One-hundred-twelve years after the opera's premiere, this aria still speaks to what art, at its best, can do: find harmony within dissonance, integrate false dichotomies, and ferret out common ground in the face of polarizations thought to be intractable. Today, as art-lovers toggle wirelessly across the historical canon and contemporary practice, we are called — no, required — to appreciate and contextualize a Titian, a Hiroshige, a Paul McCarthy, and a Mickalene Thomas with egalitarian fluidity. The provincialist monomania of what used to be called “personal taste” is defunct. Any self-respecting curator, critic, collector, or gallery-goer must now, like Cavaradossi, hone in on the obscure harmonies that resolve into a coherent “big picture.”
This is a good thing, of course. But too often, in the course of our dutiful traipsing from Kassel to Basel to Venice and back, we forget that surfing this great postmodern heterogeneity of ours is not only our lot, it is our joy as well, our labor of love, our source not only of aesthetic satisfaction but also of our capacity for tolerance as human beings. Eclecticism is not only an academic and political imperative, it is also a thing of wonder. As Ai Weiwei wrote in ARTFORUM last September, modern communication platforms have affected artistic expression in ways that are “almost inconceivable ... miraculous, more intense than legends.”

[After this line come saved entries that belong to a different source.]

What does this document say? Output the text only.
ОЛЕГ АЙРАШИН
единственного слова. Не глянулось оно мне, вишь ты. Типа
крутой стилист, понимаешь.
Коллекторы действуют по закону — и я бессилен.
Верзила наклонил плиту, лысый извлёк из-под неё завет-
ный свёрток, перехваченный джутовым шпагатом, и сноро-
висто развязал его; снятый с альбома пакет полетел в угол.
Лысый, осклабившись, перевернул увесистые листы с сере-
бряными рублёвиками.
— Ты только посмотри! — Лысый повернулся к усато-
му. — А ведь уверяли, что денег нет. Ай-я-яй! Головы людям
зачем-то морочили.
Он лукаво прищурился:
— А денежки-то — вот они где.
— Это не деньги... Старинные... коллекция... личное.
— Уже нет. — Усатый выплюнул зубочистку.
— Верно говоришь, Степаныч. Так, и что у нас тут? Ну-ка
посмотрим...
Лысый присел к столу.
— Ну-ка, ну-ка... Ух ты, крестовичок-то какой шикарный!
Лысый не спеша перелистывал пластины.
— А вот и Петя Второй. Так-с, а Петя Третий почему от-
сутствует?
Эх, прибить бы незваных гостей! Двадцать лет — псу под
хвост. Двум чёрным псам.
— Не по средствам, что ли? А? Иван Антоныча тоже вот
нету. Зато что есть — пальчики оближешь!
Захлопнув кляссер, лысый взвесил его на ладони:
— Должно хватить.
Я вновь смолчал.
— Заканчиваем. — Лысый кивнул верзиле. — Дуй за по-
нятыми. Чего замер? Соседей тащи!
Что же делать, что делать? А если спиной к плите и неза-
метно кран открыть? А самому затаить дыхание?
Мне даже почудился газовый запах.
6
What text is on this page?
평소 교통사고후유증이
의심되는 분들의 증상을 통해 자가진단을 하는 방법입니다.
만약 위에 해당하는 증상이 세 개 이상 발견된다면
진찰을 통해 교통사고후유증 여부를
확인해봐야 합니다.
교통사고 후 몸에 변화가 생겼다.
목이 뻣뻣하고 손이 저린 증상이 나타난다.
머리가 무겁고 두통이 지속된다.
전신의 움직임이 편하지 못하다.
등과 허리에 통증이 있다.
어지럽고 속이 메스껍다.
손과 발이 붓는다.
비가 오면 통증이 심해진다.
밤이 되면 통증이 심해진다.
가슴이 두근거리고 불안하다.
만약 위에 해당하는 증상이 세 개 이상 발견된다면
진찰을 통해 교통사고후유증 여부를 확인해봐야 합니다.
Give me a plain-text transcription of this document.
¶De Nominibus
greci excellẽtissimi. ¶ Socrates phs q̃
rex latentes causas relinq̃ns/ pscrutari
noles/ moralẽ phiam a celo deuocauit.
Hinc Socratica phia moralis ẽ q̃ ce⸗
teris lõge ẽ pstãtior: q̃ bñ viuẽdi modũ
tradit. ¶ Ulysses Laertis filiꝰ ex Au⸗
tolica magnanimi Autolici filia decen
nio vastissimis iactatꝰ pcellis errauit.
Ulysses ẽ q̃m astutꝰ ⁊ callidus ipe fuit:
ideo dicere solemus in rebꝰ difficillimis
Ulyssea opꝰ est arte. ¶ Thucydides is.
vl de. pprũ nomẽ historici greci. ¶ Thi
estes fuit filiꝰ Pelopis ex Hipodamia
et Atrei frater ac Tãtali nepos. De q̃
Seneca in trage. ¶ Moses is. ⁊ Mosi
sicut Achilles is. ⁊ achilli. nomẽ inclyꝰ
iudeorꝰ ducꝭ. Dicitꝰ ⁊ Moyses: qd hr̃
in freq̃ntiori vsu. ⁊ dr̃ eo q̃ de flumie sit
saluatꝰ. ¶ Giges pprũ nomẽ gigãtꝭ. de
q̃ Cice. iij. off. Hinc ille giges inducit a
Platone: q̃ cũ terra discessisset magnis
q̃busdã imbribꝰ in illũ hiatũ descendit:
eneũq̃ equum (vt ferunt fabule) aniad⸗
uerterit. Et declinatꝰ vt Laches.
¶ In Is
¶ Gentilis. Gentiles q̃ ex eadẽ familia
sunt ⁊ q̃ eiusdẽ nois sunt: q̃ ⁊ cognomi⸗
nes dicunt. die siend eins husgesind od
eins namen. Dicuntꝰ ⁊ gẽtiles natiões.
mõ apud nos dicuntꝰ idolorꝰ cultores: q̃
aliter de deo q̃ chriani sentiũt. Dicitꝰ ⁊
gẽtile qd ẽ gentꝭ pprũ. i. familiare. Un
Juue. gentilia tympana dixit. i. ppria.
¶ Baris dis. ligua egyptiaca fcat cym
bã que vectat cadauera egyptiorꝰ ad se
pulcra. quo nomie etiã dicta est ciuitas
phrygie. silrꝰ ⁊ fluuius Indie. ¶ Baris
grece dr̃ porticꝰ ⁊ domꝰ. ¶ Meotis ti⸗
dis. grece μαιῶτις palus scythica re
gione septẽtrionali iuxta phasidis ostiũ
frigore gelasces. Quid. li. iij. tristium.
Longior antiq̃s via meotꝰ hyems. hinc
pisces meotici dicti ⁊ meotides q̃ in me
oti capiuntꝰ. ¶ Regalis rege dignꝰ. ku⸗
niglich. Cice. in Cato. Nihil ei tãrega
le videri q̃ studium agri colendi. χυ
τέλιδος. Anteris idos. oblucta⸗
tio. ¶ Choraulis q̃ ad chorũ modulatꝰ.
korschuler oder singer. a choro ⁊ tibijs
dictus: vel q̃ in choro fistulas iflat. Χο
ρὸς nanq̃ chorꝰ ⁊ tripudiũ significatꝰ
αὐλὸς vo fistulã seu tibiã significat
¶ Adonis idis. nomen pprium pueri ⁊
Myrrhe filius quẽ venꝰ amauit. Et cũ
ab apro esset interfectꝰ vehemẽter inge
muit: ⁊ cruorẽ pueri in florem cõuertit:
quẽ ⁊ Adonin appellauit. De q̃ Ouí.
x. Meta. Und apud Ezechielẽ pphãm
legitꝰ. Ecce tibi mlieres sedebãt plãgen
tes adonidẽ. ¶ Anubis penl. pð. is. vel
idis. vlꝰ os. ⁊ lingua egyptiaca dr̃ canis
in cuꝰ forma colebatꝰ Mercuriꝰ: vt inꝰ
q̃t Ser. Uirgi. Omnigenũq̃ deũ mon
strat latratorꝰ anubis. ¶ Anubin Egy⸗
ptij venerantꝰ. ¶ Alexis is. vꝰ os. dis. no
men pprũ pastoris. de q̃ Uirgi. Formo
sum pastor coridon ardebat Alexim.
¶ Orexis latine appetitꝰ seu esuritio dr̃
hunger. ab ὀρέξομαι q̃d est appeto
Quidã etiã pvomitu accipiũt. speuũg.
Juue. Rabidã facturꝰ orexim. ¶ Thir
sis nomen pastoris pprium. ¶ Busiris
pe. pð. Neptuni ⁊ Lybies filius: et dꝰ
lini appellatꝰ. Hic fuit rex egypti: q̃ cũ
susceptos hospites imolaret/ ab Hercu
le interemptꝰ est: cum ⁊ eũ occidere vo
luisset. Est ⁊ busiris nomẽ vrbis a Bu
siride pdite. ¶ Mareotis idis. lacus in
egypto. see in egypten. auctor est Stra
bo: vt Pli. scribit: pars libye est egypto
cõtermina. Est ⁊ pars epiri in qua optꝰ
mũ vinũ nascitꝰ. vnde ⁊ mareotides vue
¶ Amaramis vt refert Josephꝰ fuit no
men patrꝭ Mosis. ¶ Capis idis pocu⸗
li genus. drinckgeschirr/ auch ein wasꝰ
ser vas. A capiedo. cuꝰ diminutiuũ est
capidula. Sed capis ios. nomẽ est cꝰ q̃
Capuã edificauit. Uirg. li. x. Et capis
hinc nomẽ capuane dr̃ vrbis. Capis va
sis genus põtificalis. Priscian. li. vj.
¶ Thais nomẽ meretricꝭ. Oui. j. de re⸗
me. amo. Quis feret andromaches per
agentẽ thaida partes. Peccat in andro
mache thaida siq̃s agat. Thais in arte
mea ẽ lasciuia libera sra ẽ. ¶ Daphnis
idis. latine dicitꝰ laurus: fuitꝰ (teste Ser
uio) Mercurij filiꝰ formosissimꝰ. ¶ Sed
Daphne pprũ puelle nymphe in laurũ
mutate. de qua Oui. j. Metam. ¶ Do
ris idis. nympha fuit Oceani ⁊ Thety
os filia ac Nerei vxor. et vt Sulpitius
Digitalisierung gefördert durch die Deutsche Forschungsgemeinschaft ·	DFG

Cavaradossi's “Recondita armonia” encapsulates that miraculous power in a manner I take very personally. On the walls of my apartment are two prints that symbolize what I take as the aria's message. One is an Italian lithograph of a 1921 composition by Piet Mondrian; the other is a Sam Francis lithograph from the 1964 folio "1¢ Life." Both pieces have essentially the same palette of primary colors, but as you would expect from these iconic artists, the Mondrian concretizes delimitation and order, whereas the Francis splatters forth in a riot of willy-nilly gesturalism. Side by side, their commonalities and disparities harmonize as dramatically as Attavanti's and Tosca's dueling beauties. Between the metaphoric bookends of those prints lies the dialectical path we each negotiate in daily life: between control and chaos, discipline and indulgence, long-term responsibilities and immediate gratification. Between the poles of thesis and antithesis, art can guide us to synthesis. That is part of its mission and magic.